The RX is set up in series because it's more power-efficient to bring voltage down than it is to generate extra voltage. It's a matter of wasting less power and drawing less current. 3 18650's kick out 12v in series, but the RX200's output caps at 9v, not all that much higher than the cricket. And besides, the input current limit of 23A caps it out at 200w, so even though it can kick out 9v, it can't really make full use of it.

At the 200w max, you can't use the RX's 9v to get more power than the cricket's roughly 8v can push with 30A... ...they even out. If a .3 on the NC gets 200w at 8v, then 8v is all the RX can give the same coil because of the wattage limit. A.4 at 9v on the RX is still only 200w. You feel?

But you're right, you can use large atties with big, super-low sub-ohm coils on the RX200, which you can't do with the cricket without really pushing the batteries.

But you can still do essentially the same thing with the cricket by using big-ass fused claptons and aliens with higher ohms and lots of wraps.
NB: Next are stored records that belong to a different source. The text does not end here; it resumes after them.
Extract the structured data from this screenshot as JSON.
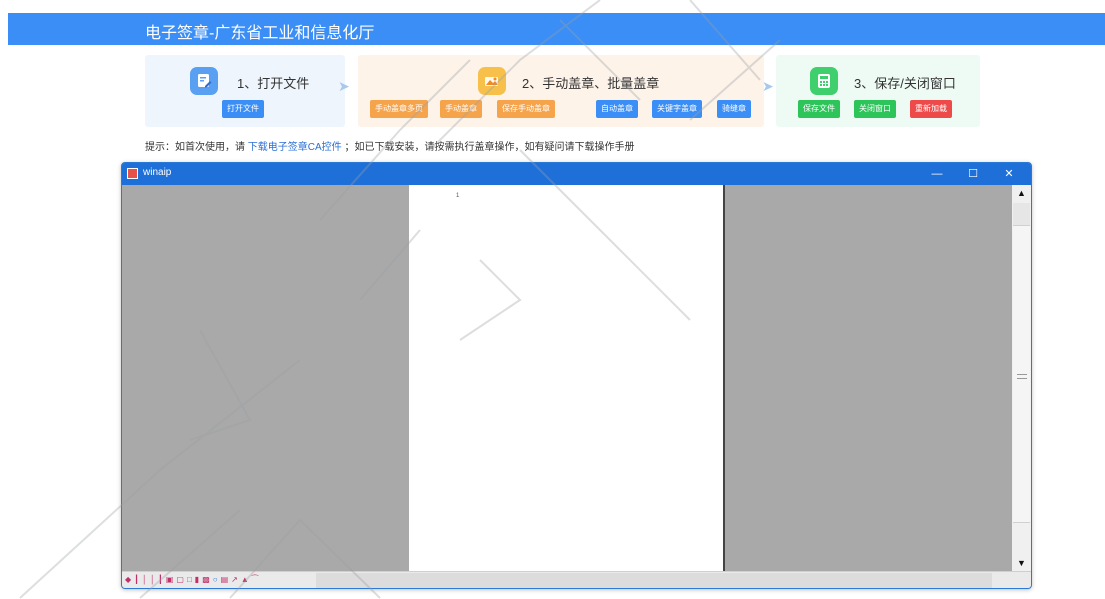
{
  "header": {
    "title": "电子签章-广东省工业和信息化厅"
  },
  "steps": {
    "step1": {
      "title": "1、打开文件",
      "buttons": [
        "打开文件"
      ]
    },
    "step2": {
      "title": "2、手动盖章、批量盖章",
      "buttons": [
        "手动盖章多页",
        "手动盖章",
        "保存手动盖章",
        "自动盖章",
        "关键字盖章",
        "骑缝章"
      ]
    },
    "step3": {
      "title": "3、保存/关闭窗口",
      "buttons": [
        "保存文件",
        "关闭窗口",
        "重新加载"
      ]
    }
  },
  "hint": {
    "prefix": "提示：如首次使用，请",
    "link": "下载电子签章CA控件",
    "suffix": "；如已下载安装，请按需执行盖章操作，如有疑问请下载操作手册"
  },
  "window": {
    "title": "winaip",
    "controls": {
      "minimize": "—",
      "maximize": "☐",
      "close": "✕"
    },
    "page_number": "1",
    "scroll_up": "▲",
    "scroll_down": "▼"
  },
  "colors": {
    "accent": "#3a8ef5",
    "orange": "#f6a44c",
    "green": "#2dc45a",
    "red": "#ef4a4a"
  },
  "icons": [
    "edit-icon",
    "stamp-icon",
    "calculator-icon",
    "step-arrow-icon"
  ]
}
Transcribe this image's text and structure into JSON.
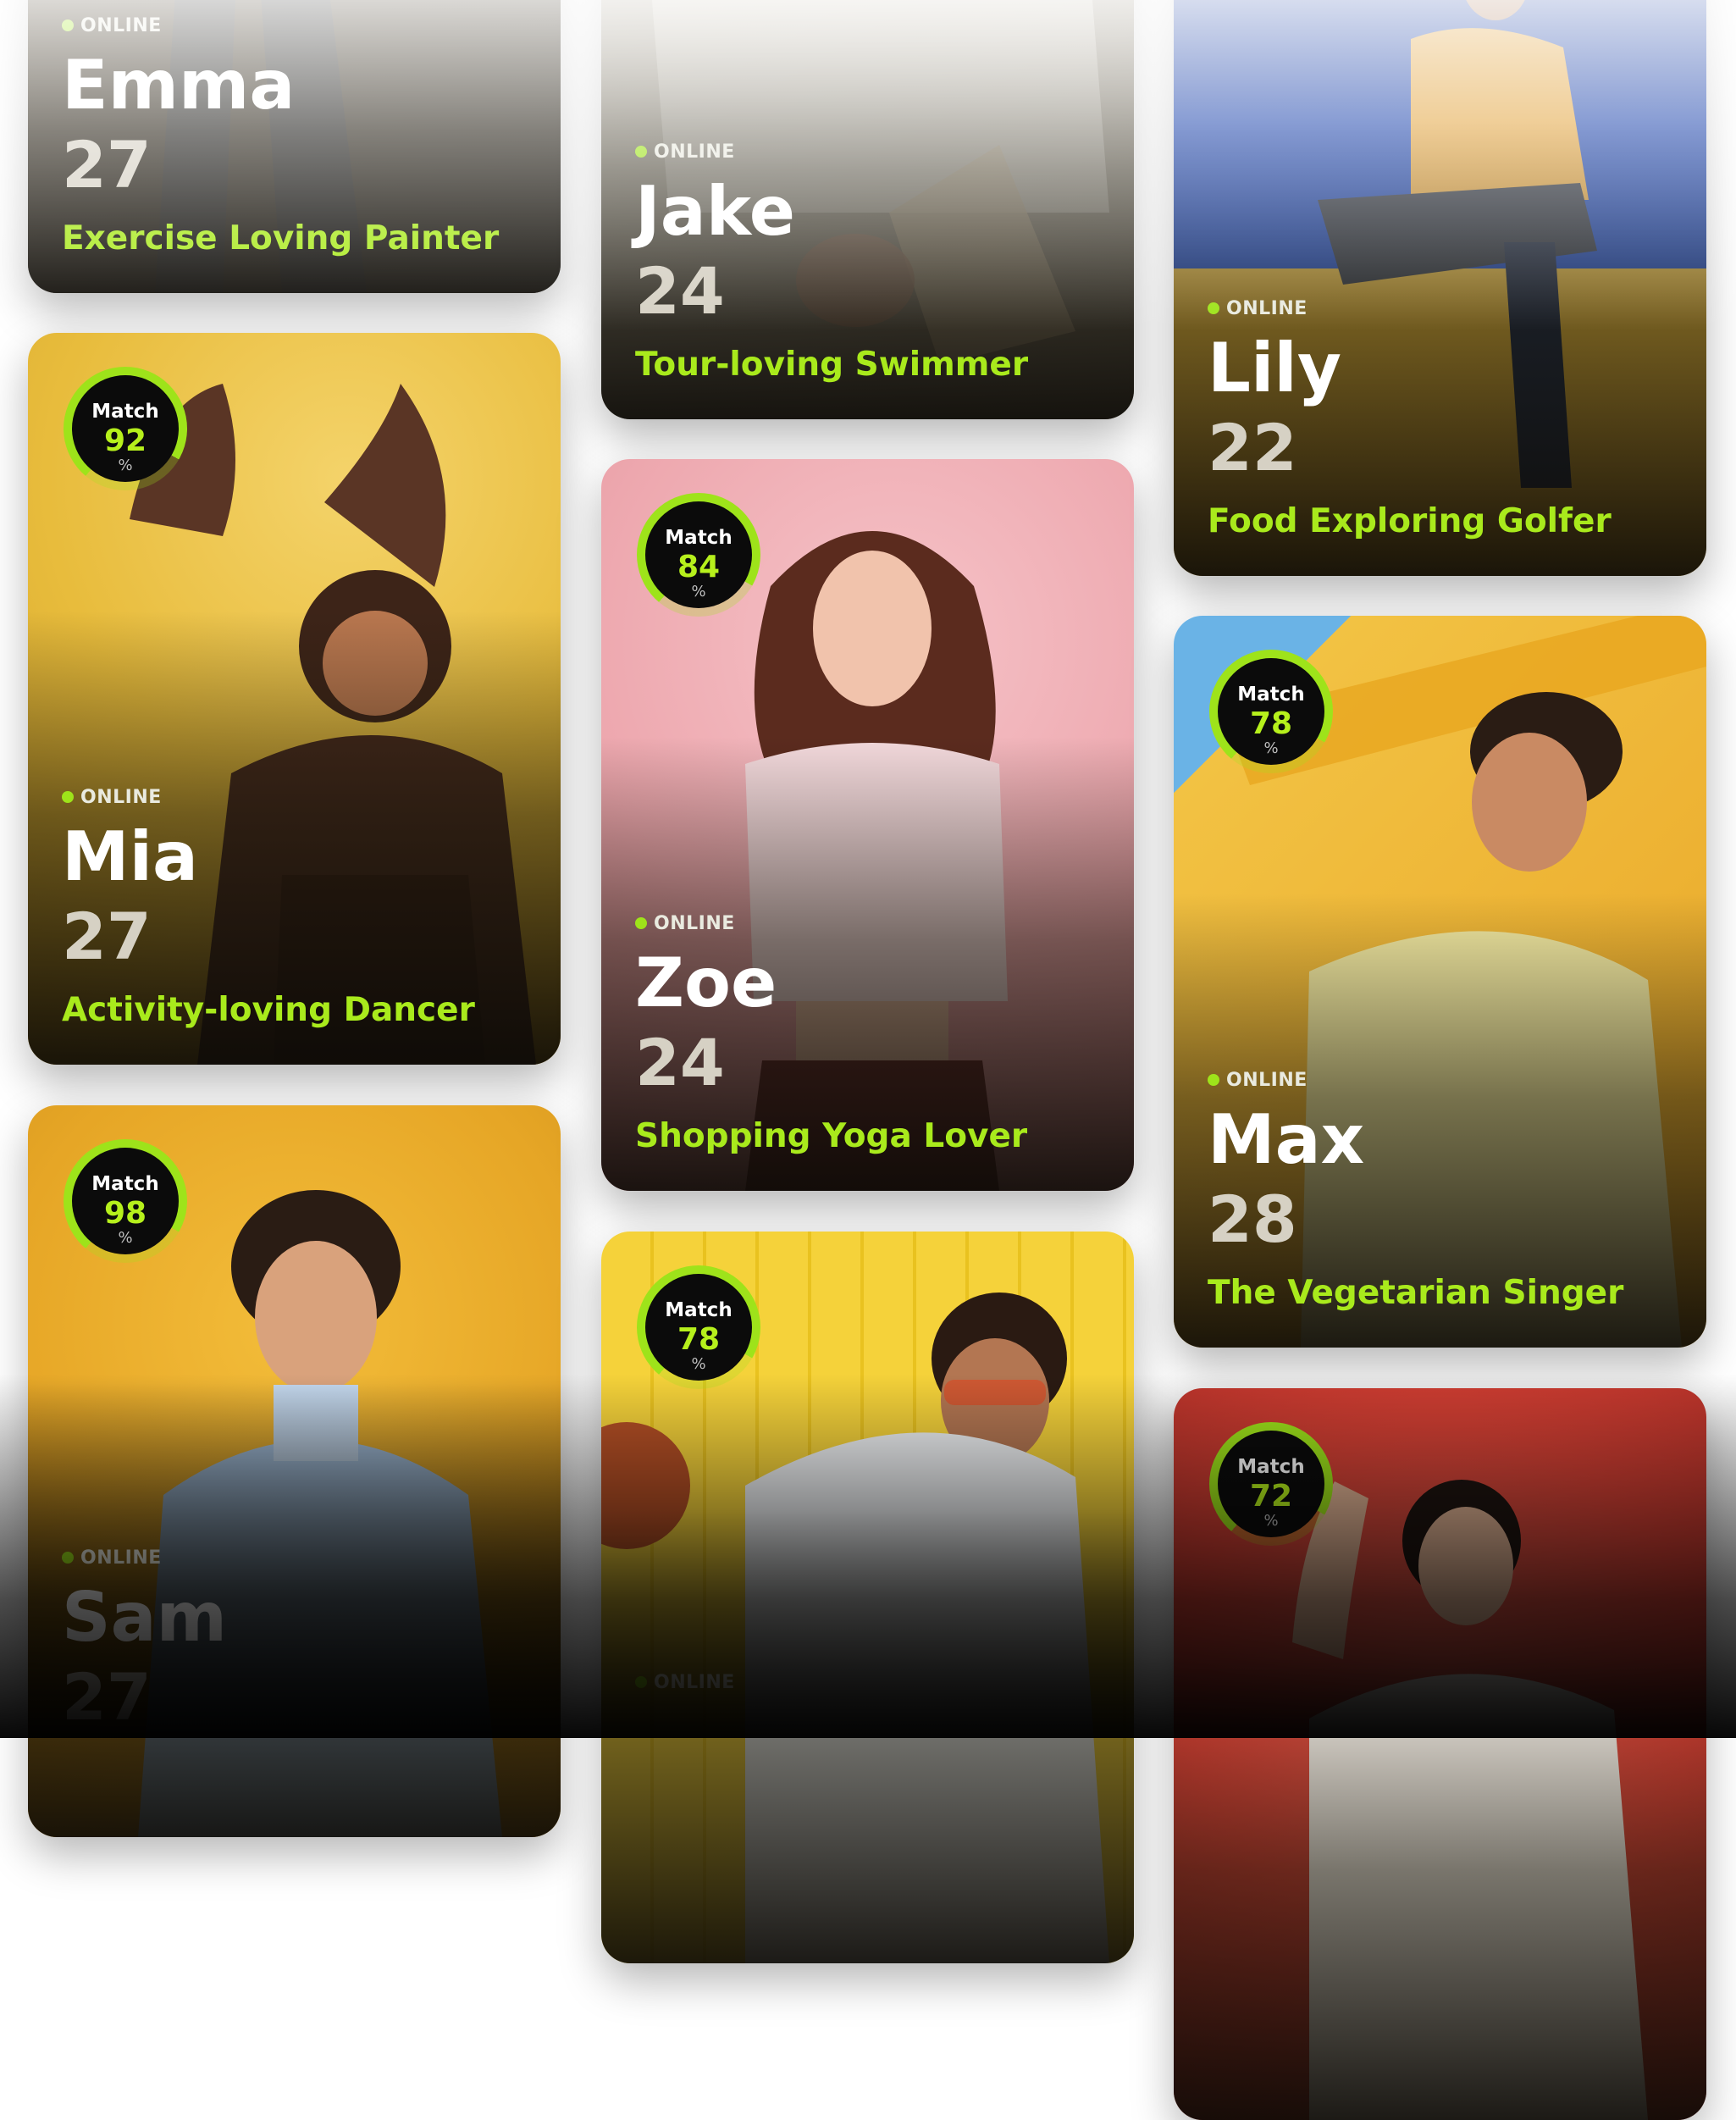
{
  "status_label": "ONLINE",
  "match_label": "Match",
  "percent_unit": "%",
  "colors": {
    "accent": "#9ee31a",
    "tagline": "#a9ea1c",
    "age": "#d6d1c4",
    "badge_bg": "#0b0b0b"
  },
  "profiles": {
    "emma": {
      "name": "Emma",
      "age": "27",
      "tagline": "Exercise Loving Painter",
      "status": "ONLINE"
    },
    "jake": {
      "name": "Jake",
      "age": "24",
      "tagline": "Tour-loving Swimmer",
      "status": "ONLINE"
    },
    "lily": {
      "name": "Lily",
      "age": "22",
      "tagline": "Food Exploring Golfer",
      "status": "ONLINE"
    },
    "mia": {
      "name": "Mia",
      "age": "27",
      "tagline": "Activity-loving Dancer",
      "status": "ONLINE",
      "match": "92",
      "match_fraction": 0.92
    },
    "zoe": {
      "name": "Zoe",
      "age": "24",
      "tagline": "Shopping Yoga Lover",
      "status": "ONLINE",
      "match": "84",
      "match_fraction": 0.84
    },
    "max": {
      "name": "Max",
      "age": "28",
      "tagline": "The Vegetarian Singer",
      "status": "ONLINE",
      "match": "78",
      "match_fraction": 0.78
    },
    "sam": {
      "name": "Sam",
      "age": "27",
      "status": "ONLINE",
      "match": "98",
      "match_fraction": 0.98
    },
    "basketball_player": {
      "status": "ONLINE",
      "match": "78",
      "match_fraction": 0.78
    },
    "red_card": {
      "match": "72",
      "match_fraction": 0.72
    }
  }
}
Hell, you can stack 4 of them in a velocity-style 22mm if you want. A 25mm atty rigged with double-wides will look goofy as shit on top of the cricket, but it will perform just as well as a super-low sub-ohm 25mm on the RX. Plenty of power to fill em out. I've seen people use 25mm atties very effectively with the cricket.

Power-wise, they really are pretty matched. The real performance differences are gonna be the battery life and the hit. Do you like the slower, more building mech hit? Or the straight-to-the-chest reggy hit? Which one's easier and more comfortable for you?

Personally, I think 200w is a lot of power to be having that regulated push behind. Unregulated's smoother hit might make it easier to get a deeper hit.

With both maxed, it's pretty much same power, same mass, same vapor output... ...but different feel. The RX200 delivers flat, even power, while the NC is peaky. That's the only key difference.